Rent Control Over a decade ago, I found myself wanting to do something good for the music industry and for artists while living in the Bay Area. The only problem was that the cost of living had led to a disturbing reality: There were no artists left there to work with. Today I watch the same forces that drove me out of the Bay Area taking hold of Seattle, driving up housing costs and rent much as they did in the Bay Area.

An NHL Team As a native Hawaiian, hockey was never on my radar as a sport. That all changed when I saw my first Seattle Thunderbirds game. I immediately fell in love. Now I want a pro team.

Power Tools and Lumber For the first Christmas in my adult life, I’m simultaneously a father and someone who lives in a house with a garage. So it’s a requirement that I have power tools and lumber to cut for no particular reason.

Burritos God, I love burritos. Just saying the word makes me happy. But damn, Seattle, our burrito game is seriously lacking. And before you say anything, yes, I have been to that place you think is great, and no, it is not. Only two places I’ve found in the entire Puget Sound region do it for me, but really, a good burrito should never be more than 10 minutes away. We have work to do.
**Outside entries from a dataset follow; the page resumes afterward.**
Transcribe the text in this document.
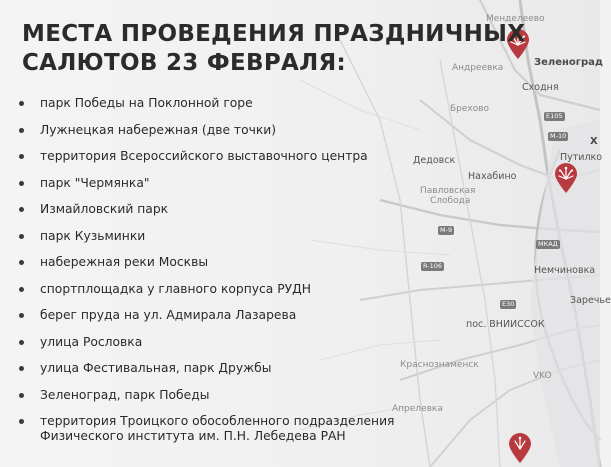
Менделеево
Зеленоград
Андреевка
Сходня
Брехово
Дедовск
Нахабино
Путилко
Х
Павловская
Слобода
Немчиновка
Заречье
пос. ВНИИССОК
Краснознаменск
Апрелевка
VKO
E105
M-10
M-9
R-106
МКАД
E30
МЕСТА ПРОВЕДЕНИЯ ПРАЗДНИЧНЫХ
САЛЮТОВ 23 ФЕВРАЛЯ:
парк Победы на Поклонной горе
Лужнецкая набережная (две точки)
территория Всероссийского выставочного центра
парк "Чермянка"
Измайловский парк
парк Кузьминки
набережная реки Москвы
спортплощадка у главного корпуса РУДН
берег пруда на ул. Адмирала Лазарева
улица Рословка
улица Фестивальная, парк Дружбы
Зеленоград, парк Победы
территория Троицкого обособленного подразделения
Физического института им. П.Н. Лебедева РАН
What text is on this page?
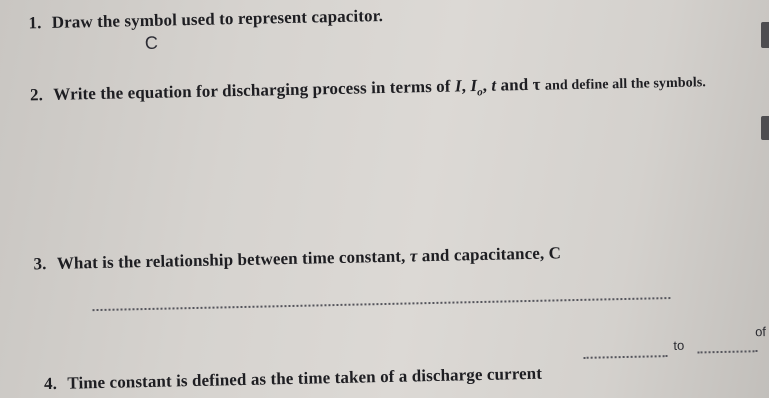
1. Draw the symbol used to represent capacitor.
C
2. Write the equation for discharging process in terms of I, $I_o$, t and τ and define all the symbols.
3. What is the relationship between time constant, τ and capacitance, C
4. Time constant is defined as the time taken of a discharge current
to
of
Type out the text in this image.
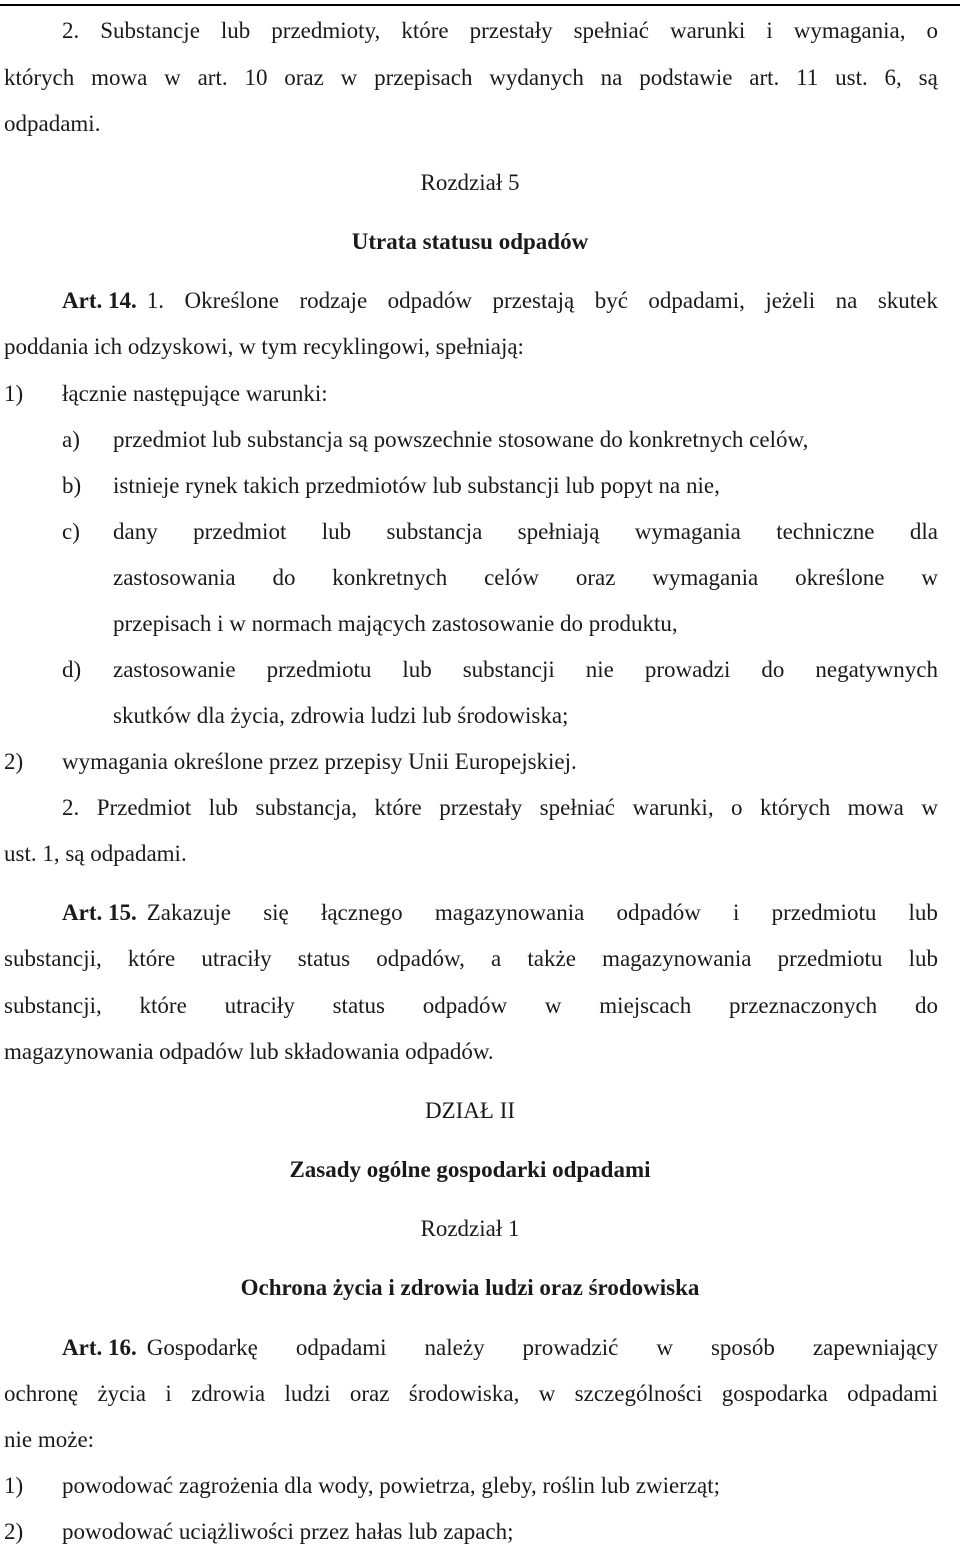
2. Substancje lub przedmioty, które przestały spełniać warunki i wymagania, o
których mowa w art. 10 oraz w przepisach wydanych na podstawie art. 11 ust. 6, są
odpadami.
Rozdział 5
Utrata statusu odpadów
Art. 14. 1. Określone rodzaje odpadów przestają być odpadami, jeżeli na skutek
poddania ich odzyskowi, w tym recyklingowi, spełniają:
1) łącznie następujące warunki:
a) przedmiot lub substancja są powszechnie stosowane do konkretnych celów,
b) istnieje rynek takich przedmiotów lub substancji lub popyt na nie,
c) dany przedmiot lub substancja spełniają wymagania techniczne dla
zastosowania do konkretnych celów oraz wymagania określone w
przepisach i w normach mających zastosowanie do produktu,
d) zastosowanie przedmiotu lub substancji nie prowadzi do negatywnych
skutków dla życia, zdrowia ludzi lub środowiska;
2) wymagania określone przez przepisy Unii Europejskiej.
2. Przedmiot lub substancja, które przestały spełniać warunki, o których mowa w
ust. 1, są odpadami.
Art. 15. Zakazuje się łącznego magazynowania odpadów i przedmiotu lub
substancji, które utraciły status odpadów, a także magazynowania przedmiotu lub
substancji, które utraciły status odpadów w miejscach przeznaczonych do
magazynowania odpadów lub składowania odpadów.
DZIAŁ II
Zasady ogólne gospodarki odpadami
Rozdział 1
Ochrona życia i zdrowia ludzi oraz środowiska
Art. 16. Gospodarkę odpadami należy prowadzić w sposób zapewniający
ochronę życia i zdrowia ludzi oraz środowiska, w szczególności gospodarka odpadami
nie może:
1) powodować zagrożenia dla wody, powietrza, gleby, roślin lub zwierząt;
2) powodować uciążliwości przez hałas lub zapach;
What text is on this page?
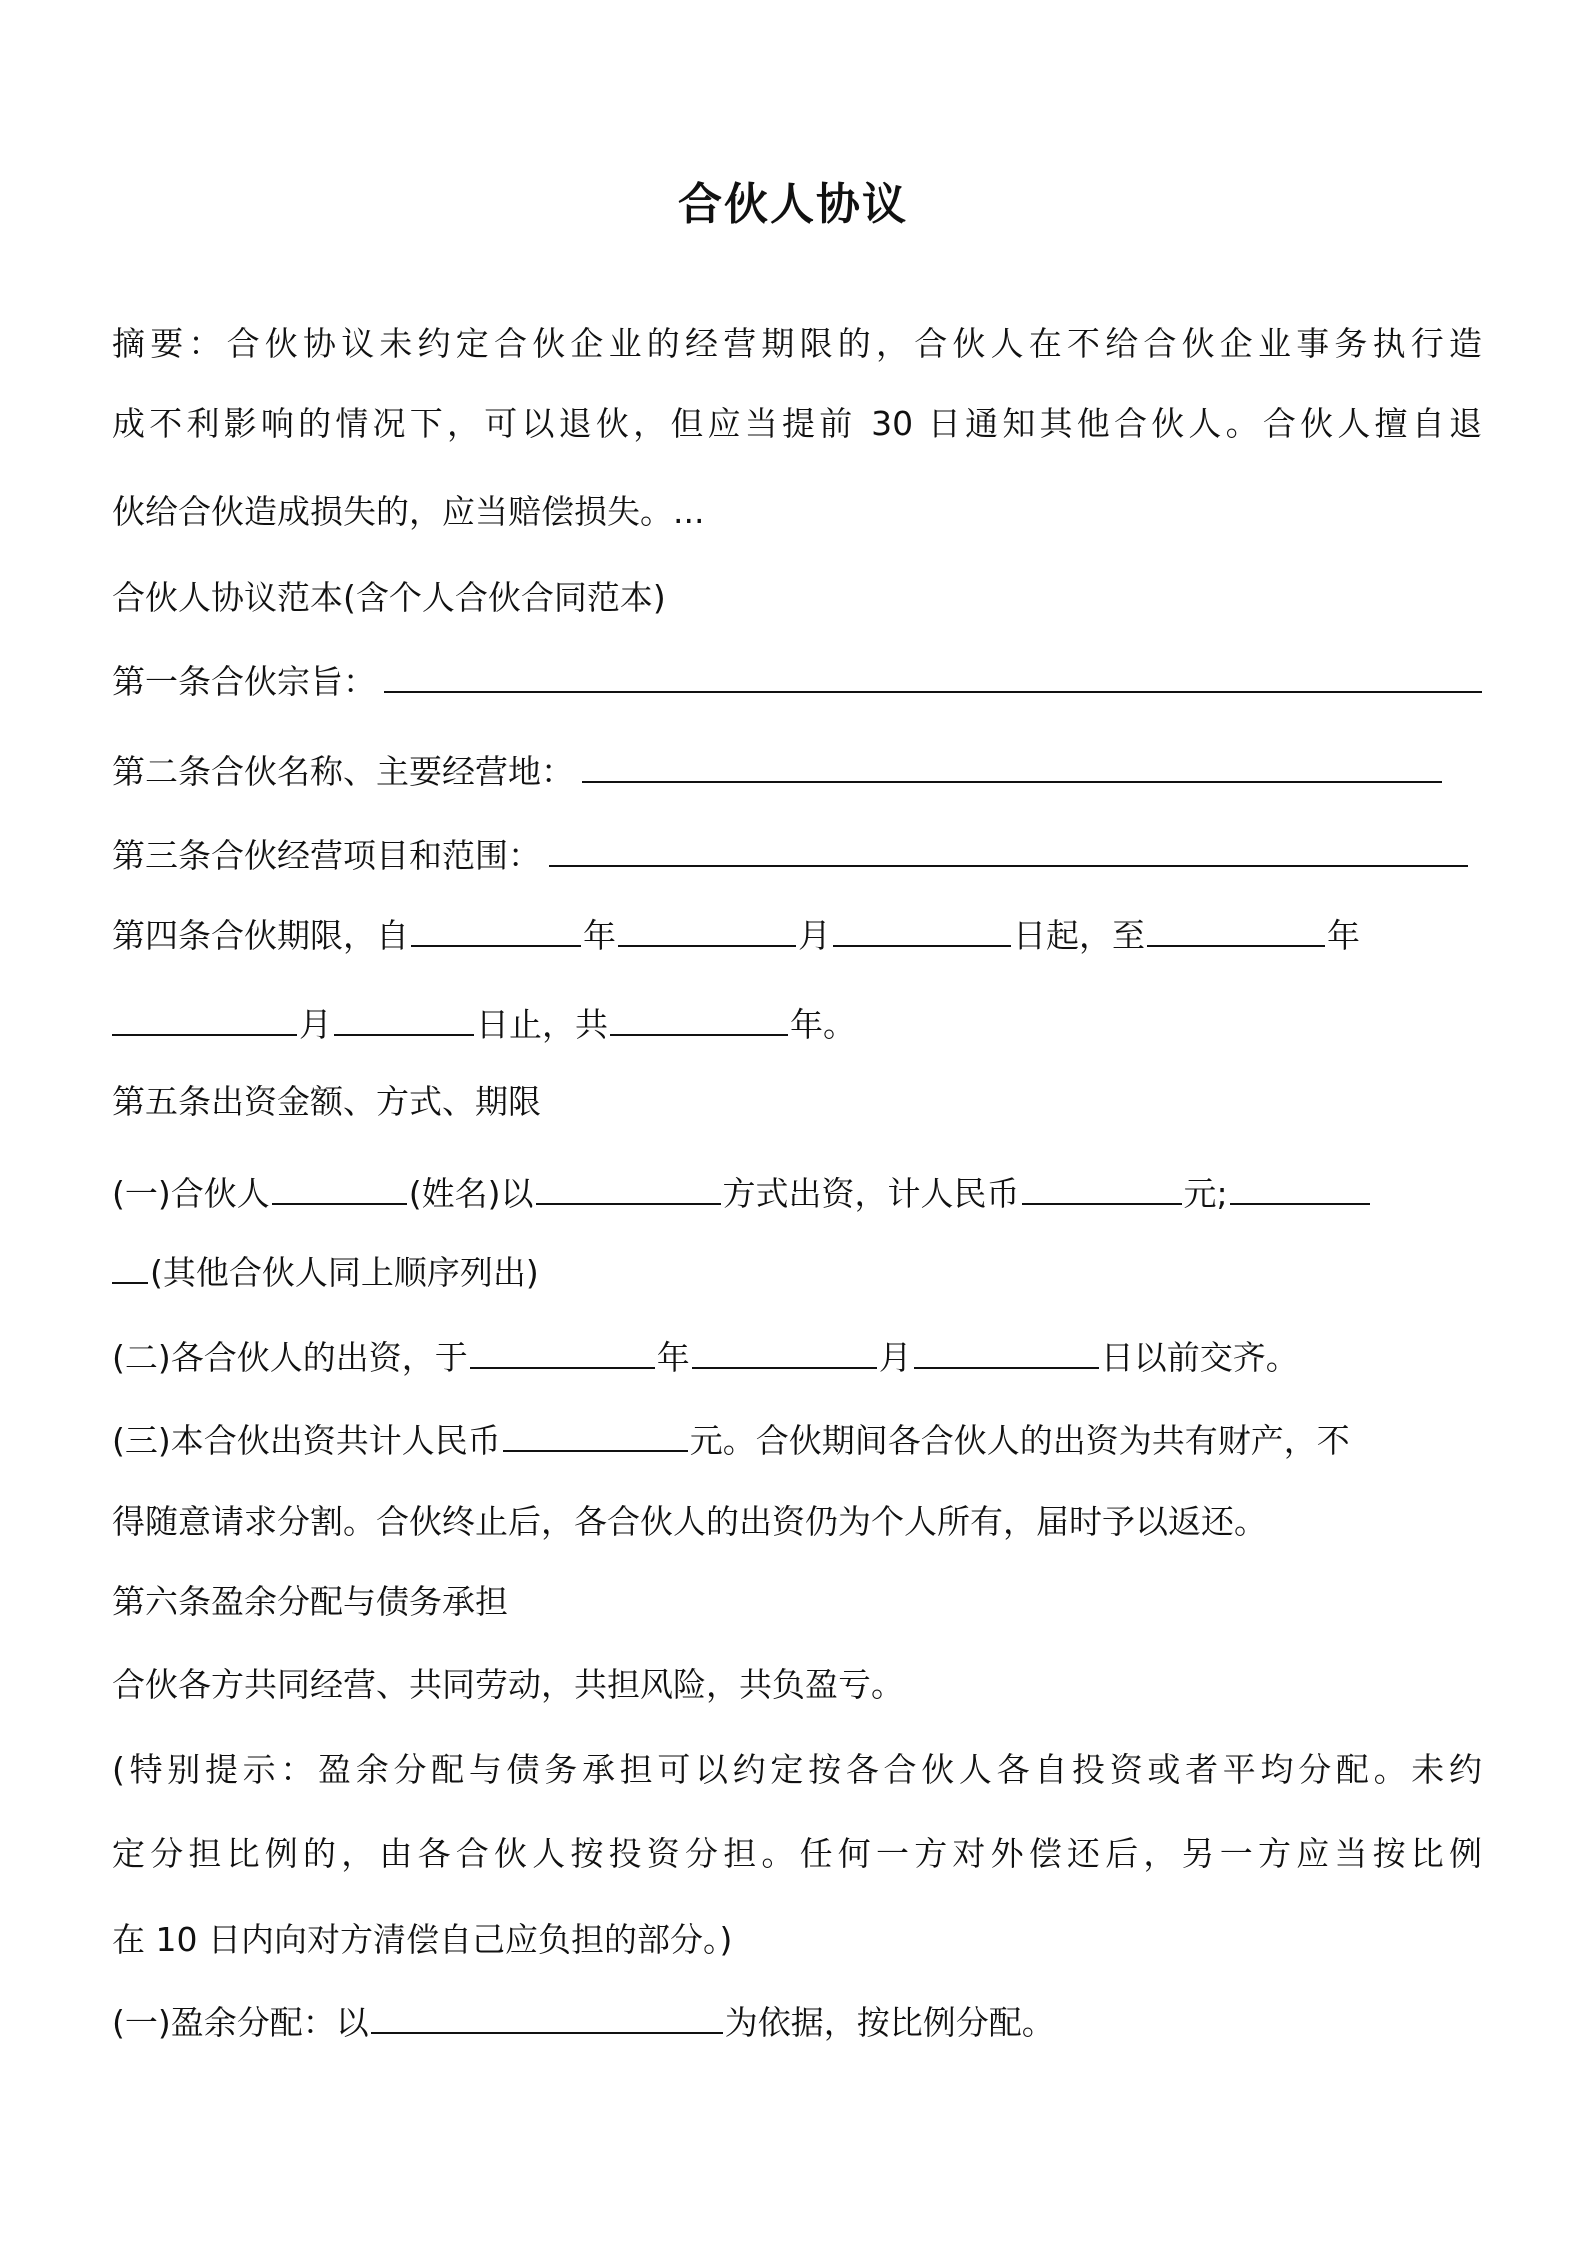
合伙人协议
摘要：合伙协议未约定合伙企业的经营期限的，合伙人在不给合伙企业事务执行造
成不利影响的情况下，可以退伙，但应当提前 30 日通知其他合伙人。合伙人擅自退
伙给合伙造成损失的，应当赔偿损失。...
合伙人协议范本(含个人合伙合同范本)
第一条合伙宗旨：
第二条合伙名称、主要经营地：
第三条合伙经营项目和范围：
第四条合伙期限，自	年	月	日起，至	年
月	日止，共	年。
第五条出资金额、方式、期限
(一)合伙人	(姓名)以	方式出资，计人民币	元;
(其他合伙人同上顺序列出)
(二)各合伙人的出资，于	年	月	日以前交齐。
(三)本合伙出资共计人民币	元。合伙期间各合伙人的出资为共有财产，不
得随意请求分割。合伙终止后，各合伙人的出资仍为个人所有，届时予以返还。
第六条盈余分配与债务承担
合伙各方共同经营、共同劳动，共担风险，共负盈亏。
(特别提示：盈余分配与债务承担可以约定按各合伙人各自投资或者平均分配。未约
定分担比例的，由各合伙人按投资分担。任何一方对外偿还后，另一方应当按比例
在 10 日内向对方清偿自己应负担的部分。)
(一)盈余分配：以	为依据，按比例分配。
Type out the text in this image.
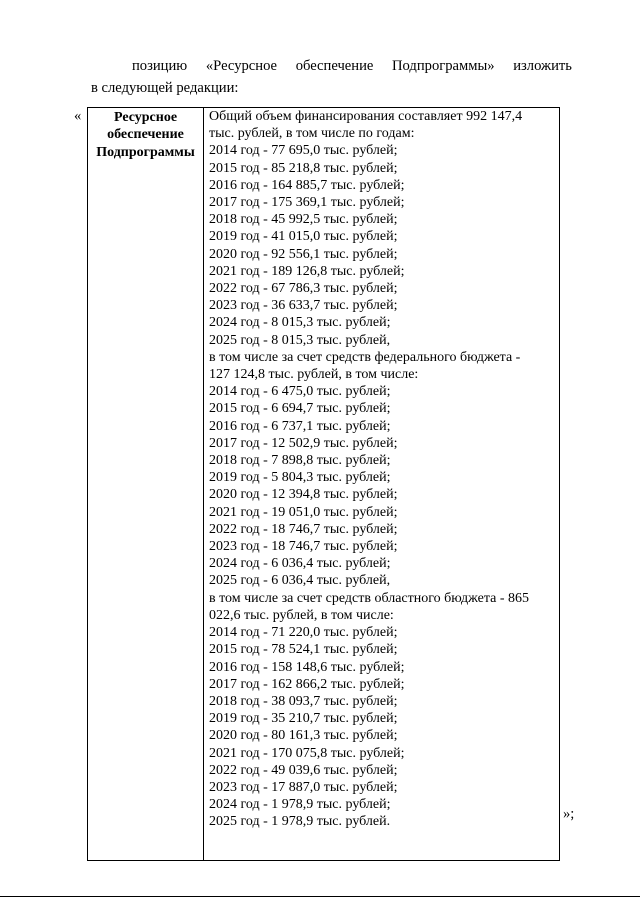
позицию «Ресурсное обеспечение Подпрограммы» изложить
в следующей редакции:
«	Ресурсное
обеспечение
Подпрограммы
Общий объем финансирования составляет 992 147,4
тыс. рублей, в том числе по годам:
2014 год - 77 695,0 тыс. рублей;
2015 год - 85 218,8 тыс. рублей;
2016 год - 164 885,7 тыс. рублей;
2017 год - 175 369,1 тыс. рублей;
2018 год - 45 992,5 тыс. рублей;
2019 год - 41 015,0 тыс. рублей;
2020 год - 92 556,1 тыс. рублей;
2021 год - 189 126,8 тыс. рублей;
2022 год - 67 786,3 тыс. рублей;
2023 год - 36 633,7 тыс. рублей;
2024 год - 8 015,3 тыс. рублей;
2025 год - 8 015,3 тыс. рублей,
в том числе за счет средств федерального бюджета -
127 124,8 тыс. рублей, в том числе:
2014 год - 6 475,0 тыс. рублей;
2015 год - 6 694,7 тыс. рублей;
2016 год - 6 737,1 тыс. рублей;
2017 год - 12 502,9 тыс. рублей;
2018 год - 7 898,8 тыс. рублей;
2019 год - 5 804,3 тыс. рублей;
2020 год - 12 394,8 тыс. рублей;
2021 год - 19 051,0 тыс. рублей;
2022 год - 18 746,7 тыс. рублей;
2023 год - 18 746,7 тыс. рублей;
2024 год - 6 036,4 тыс. рублей;
2025 год - 6 036,4 тыс. рублей,
в том числе за счет средств областного бюджета - 865
022,6 тыс. рублей, в том числе:
2014 год - 71 220,0 тыс. рублей;
2015 год - 78 524,1 тыс. рублей;
2016 год - 158 148,6 тыс. рублей;
2017 год - 162 866,2 тыс. рублей;
2018 год - 38 093,7 тыс. рублей;
2019 год - 35 210,7 тыс. рублей;
2020 год - 80 161,3 тыс. рублей;
2021 год - 170 075,8 тыс. рублей;
2022 год - 49 039,6 тыс. рублей;
2023 год - 17 887,0 тыс. рублей;
2024 год - 1 978,9 тыс. рублей;
2025 год - 1 978,9 тыс. рублей.	»;
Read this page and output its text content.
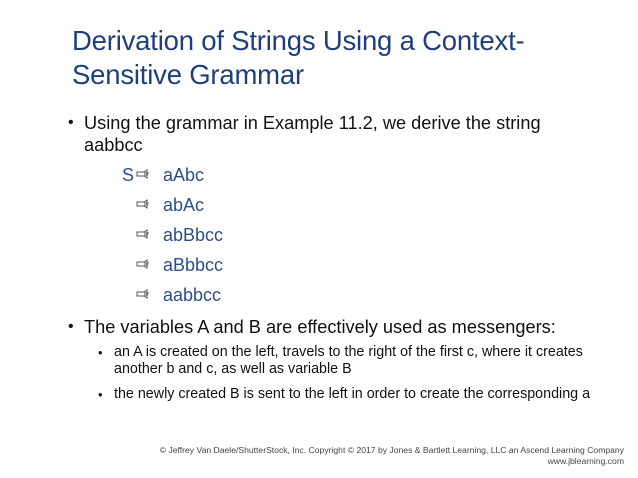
Derivation of Strings Using a Context-
Sensitive Grammar
• Using the grammar in Example 11.2, we derive the string aabbcc
S aAbc
abAc
abBbcc
aBbbcc
aabbcc
• The variables A and B are effectively used as messengers:
• an A is created on the left, travels to the right of the first c, where it creates another b and c, as well as variable B
• the newly created B is sent to the left in order to create the corresponding a
© Jeffrey Van Daele/ShutterStock, Inc. Copyright © 2017 by Jones & Bartlett Learning, LLC an Ascend Learning Company
www.jblearning.com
Media Literacy If this election has taught us anything, it’s that we are failing as a society when it comes to understanding what is and isn’t good journalism. I wish Seattle would become the U.S. capital of media literacy by requiring that the subject be taught at the junior-high and high-school level. I would also like to see our news outlets renew their commitment to responsible journalism. There are encouraging signs, including the establishment of The People’s Press Club of Seattle. [Ed. note: The PPC is a joint venture of Seattle Weekly, The South Seattle Emerald, and The Seattle Globalist. Thanks for the plug, Kevin!] Every major news outlet in the region should be committed to educating its audience on what good journalism is, while also being an example of it.